Harry gaped at her in disbelief. "So, are you saying we should sing songs in order to keep ourselves entertained? Well count me out."

"I was just saying..."

"Actually," Ginny interrupted, a mad gleam in her eyes. "That sounds like it might just be fun. I've been watching muggle TV at a friend's house, so I actually know some muggle songs."

"Me too," Collin announced, an equally mad gleam in his twitching eyes.

"Does it have to be muggle songs?" Ron whined. "Or can we sing wizarding songs too."

Hermione shrugged. "I don't see why not?"

Harry looked around in shock. "Fumes," he muttered under his breath. "The train must be emitting fumes into the air. That's the only explanation," but no one heard him.

"I'll go first," Ginny cried out gleefully.

"Trees, trees, National Arbor Day Foundation spreads the word across the nation about trees. Trees are delicious," and with that she bit into one of the ficus tree leaves, ripping it from it's stem, and began chewing.

They all stared at her in horror, except Neville; he rushed to his precious plant in order to tend to the damage done by the crazed witch.

She wrinkled her nose in disgust and spit the bits of leaf into her hand. "Gross, now I've got leaf juices in my mouth."

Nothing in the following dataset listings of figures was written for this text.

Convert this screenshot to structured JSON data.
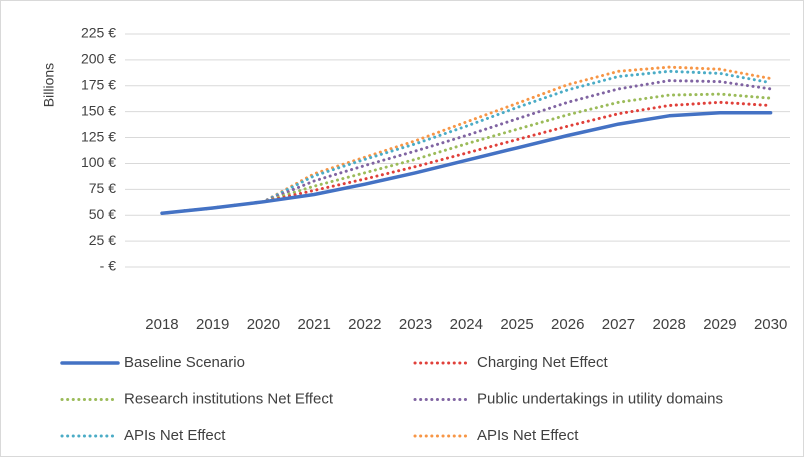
{
  "chart_data": {
    "type": "line",
    "y_axis_label": "Billions",
    "categories": [
      "2018",
      "2019",
      "2020",
      "2021",
      "2022",
      "2023",
      "2024",
      "2025",
      "2026",
      "2027",
      "2028",
      "2029",
      "2030"
    ],
    "series": [
      {
        "name": "Baseline Scenario",
        "color": "#4472c4",
        "style": "solid",
        "values": [
          52,
          57,
          63,
          70,
          80,
          91,
          103,
          115,
          127,
          138,
          146,
          149,
          149
        ]
      },
      {
        "name": "Charging Net Effect",
        "color": "#e0403a",
        "style": "dotted",
        "values": [
          52,
          57,
          63,
          74,
          85,
          97,
          110,
          123,
          136,
          148,
          156,
          159,
          156
        ]
      },
      {
        "name": "Research institutions Net Effect",
        "color": "#9bbb59",
        "style": "dotted",
        "values": [
          52,
          57,
          63,
          78,
          91,
          104,
          119,
          133,
          147,
          159,
          166,
          167,
          163
        ]
      },
      {
        "name": "Public undertakings in utility domains",
        "color": "#8064a2",
        "style": "dotted",
        "values": [
          52,
          57,
          63,
          83,
          98,
          112,
          127,
          143,
          159,
          172,
          180,
          179,
          172
        ]
      },
      {
        "name": "APIs Net Effect",
        "color": "#4bacc6",
        "style": "dotted",
        "values": [
          52,
          57,
          63,
          88,
          104,
          119,
          136,
          154,
          171,
          184,
          189,
          187,
          178
        ]
      },
      {
        "name": "APIs Net Effect",
        "color": "#f79646",
        "style": "dotted",
        "values": [
          52,
          57,
          63,
          90,
          106,
          122,
          140,
          158,
          176,
          189,
          193,
          191,
          182
        ]
      }
    ],
    "ylim": [
      0,
      225
    ],
    "yticks": [
      {
        "value": 0,
        "label": "-  €"
      },
      {
        "value": 25,
        "label": "25 €"
      },
      {
        "value": 50,
        "label": "50 €"
      },
      {
        "value": 75,
        "label": "75 €"
      },
      {
        "value": 100,
        "label": "100 €"
      },
      {
        "value": 125,
        "label": "125 €"
      },
      {
        "value": 150,
        "label": "150 €"
      },
      {
        "value": 175,
        "label": "175 €"
      },
      {
        "value": 200,
        "label": "200 €"
      },
      {
        "value": 225,
        "label": "225 €"
      }
    ],
    "grid": true,
    "legend": "bottom"
  }
}
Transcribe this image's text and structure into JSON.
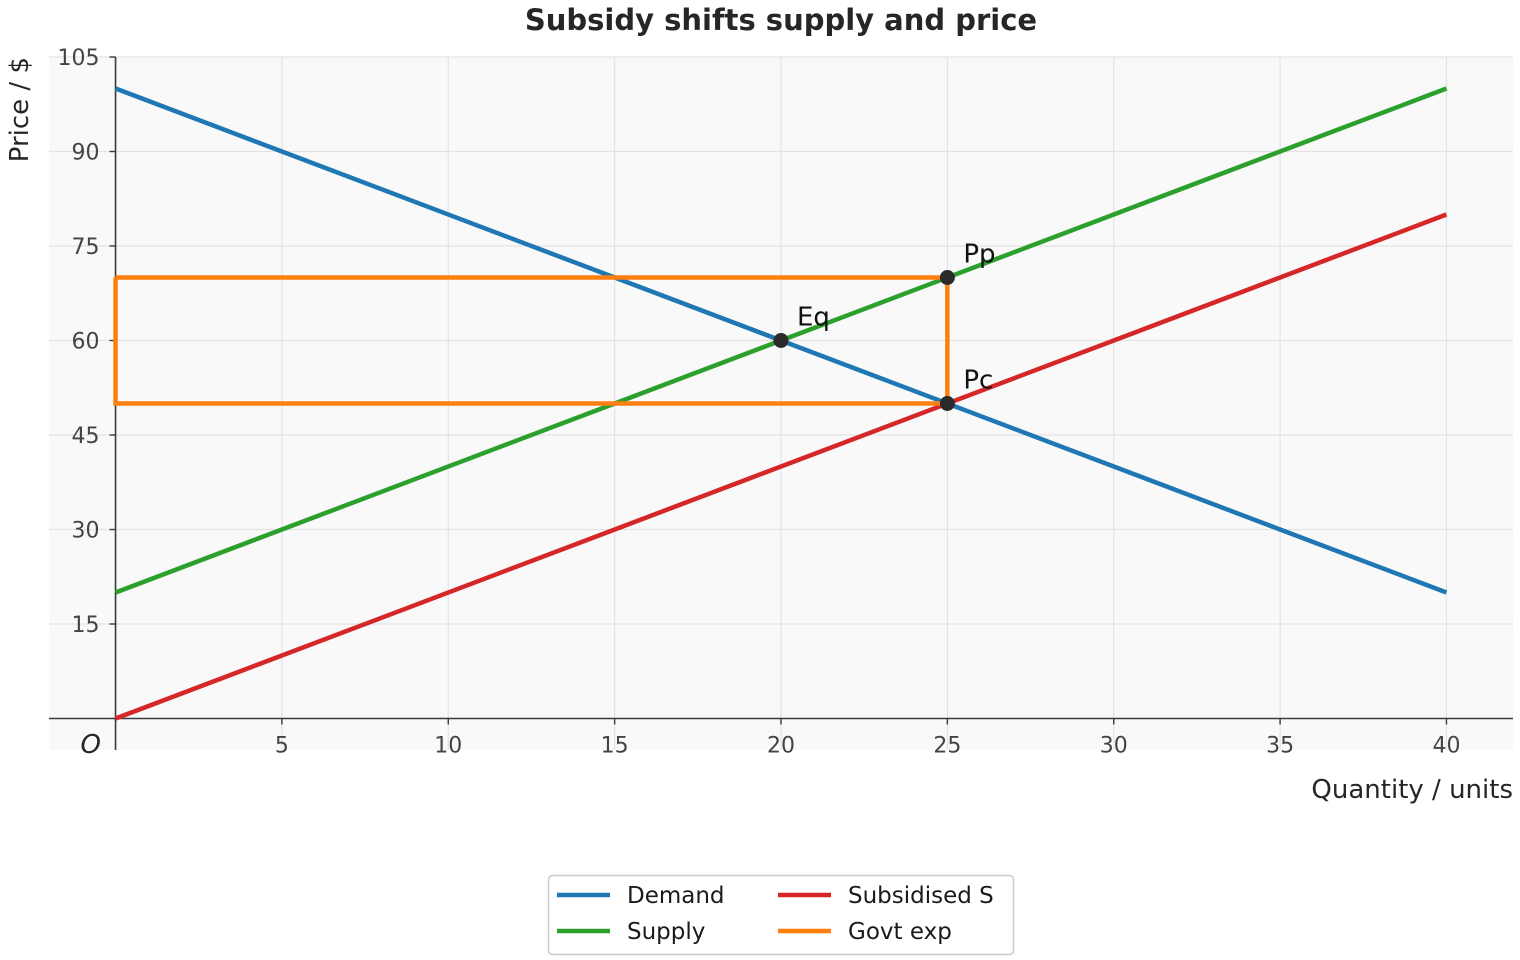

Collin Creevey was the first to overcome his initial shock. "I guess I'll go next," he suggested, his voice quivering nervously.

"This summer I watched the movie Jay and Silent Bob and there was this song in the beginning that my friend taught me," he grinned wolfishly.

"Fuck. Fuck. Fuck. Mother mother fuck. Mother mother fuck fuck. Mother fuck mother fuck. Noise noise noise. Noise noise noise. Smokin weed, smokin weed. Doin' coke, drinkin beers. Drinkin beers, beers beers. Rollin' fatties, smokin blunts. Who smokes the blunts? We smoke the blunts. Rollin' blunts and..."

Hermione gaped at him and shook her head. "Why the hell did you want to learn a song like that?"

"Well," he paused, unsure of what to say. "It's catchy."

"Do you understand what it means?" she asked.

"Not really, but...Why? What does it mean?"

"It's best if you don't know. Just never sing that song in public, OK?"

He nodded a little put out, but before anyone else could comment, the train jerked forward and slowly started moving again.

"Good," Harry said shakily. "The train is moving again." He was relieved that the game of sing-a-long was ending, it was definitely too weird for him.